Keiji Nakazawa, creator of Barefoot Gen, died on December 19th 2012 from lung cancer. And there’s been little coverage I’ve seen over this side of the Atlantic. I should have caught this way earlier, and can but apologise for not covering it before Christmas.

Blame Christmas. Blame illness. Blame me missing the reports in my feed reader.
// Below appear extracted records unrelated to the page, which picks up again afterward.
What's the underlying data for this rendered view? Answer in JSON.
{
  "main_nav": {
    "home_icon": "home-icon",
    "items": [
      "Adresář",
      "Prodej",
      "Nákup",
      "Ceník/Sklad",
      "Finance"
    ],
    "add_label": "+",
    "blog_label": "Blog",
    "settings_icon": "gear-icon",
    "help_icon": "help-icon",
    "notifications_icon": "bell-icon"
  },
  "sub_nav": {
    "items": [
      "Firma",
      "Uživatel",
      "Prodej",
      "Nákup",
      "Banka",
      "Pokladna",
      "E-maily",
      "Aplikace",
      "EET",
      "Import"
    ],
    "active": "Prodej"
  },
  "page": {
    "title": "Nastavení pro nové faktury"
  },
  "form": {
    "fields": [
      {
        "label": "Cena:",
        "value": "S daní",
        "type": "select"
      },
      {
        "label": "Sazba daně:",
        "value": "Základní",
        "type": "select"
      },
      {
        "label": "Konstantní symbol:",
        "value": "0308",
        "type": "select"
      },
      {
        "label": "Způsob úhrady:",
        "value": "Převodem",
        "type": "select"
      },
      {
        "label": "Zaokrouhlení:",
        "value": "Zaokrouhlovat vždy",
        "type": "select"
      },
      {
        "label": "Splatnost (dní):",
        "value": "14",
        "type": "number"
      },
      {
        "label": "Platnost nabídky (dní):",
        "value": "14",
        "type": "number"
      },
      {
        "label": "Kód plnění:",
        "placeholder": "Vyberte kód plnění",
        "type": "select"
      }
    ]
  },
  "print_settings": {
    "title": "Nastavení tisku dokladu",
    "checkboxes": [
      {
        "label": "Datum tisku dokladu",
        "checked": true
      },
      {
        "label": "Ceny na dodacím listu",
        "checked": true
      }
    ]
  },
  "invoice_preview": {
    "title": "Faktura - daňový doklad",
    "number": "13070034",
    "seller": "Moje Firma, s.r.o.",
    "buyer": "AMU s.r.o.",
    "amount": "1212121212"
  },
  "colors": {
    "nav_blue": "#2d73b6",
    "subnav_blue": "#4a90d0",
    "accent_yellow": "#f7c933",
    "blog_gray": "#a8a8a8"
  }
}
I finally saw something when The Comics Journal ran this extensive piece.

Nakazawa’s most famous creations were the autobiog Manga ‘I Saw It’ and the 10 volume Barefoot Gen series. ‘I Saw It’ was a short but powerful comic showing the horror of Nakazawa surviving the Hiroshima nuclear bombing of 1945. ‘Barefoot Gen’ saw the author fictionalise and expand upon his experiences using young Gen to explore both the events of the bombing and the terrible aftermath that would affect the author for a lifetime.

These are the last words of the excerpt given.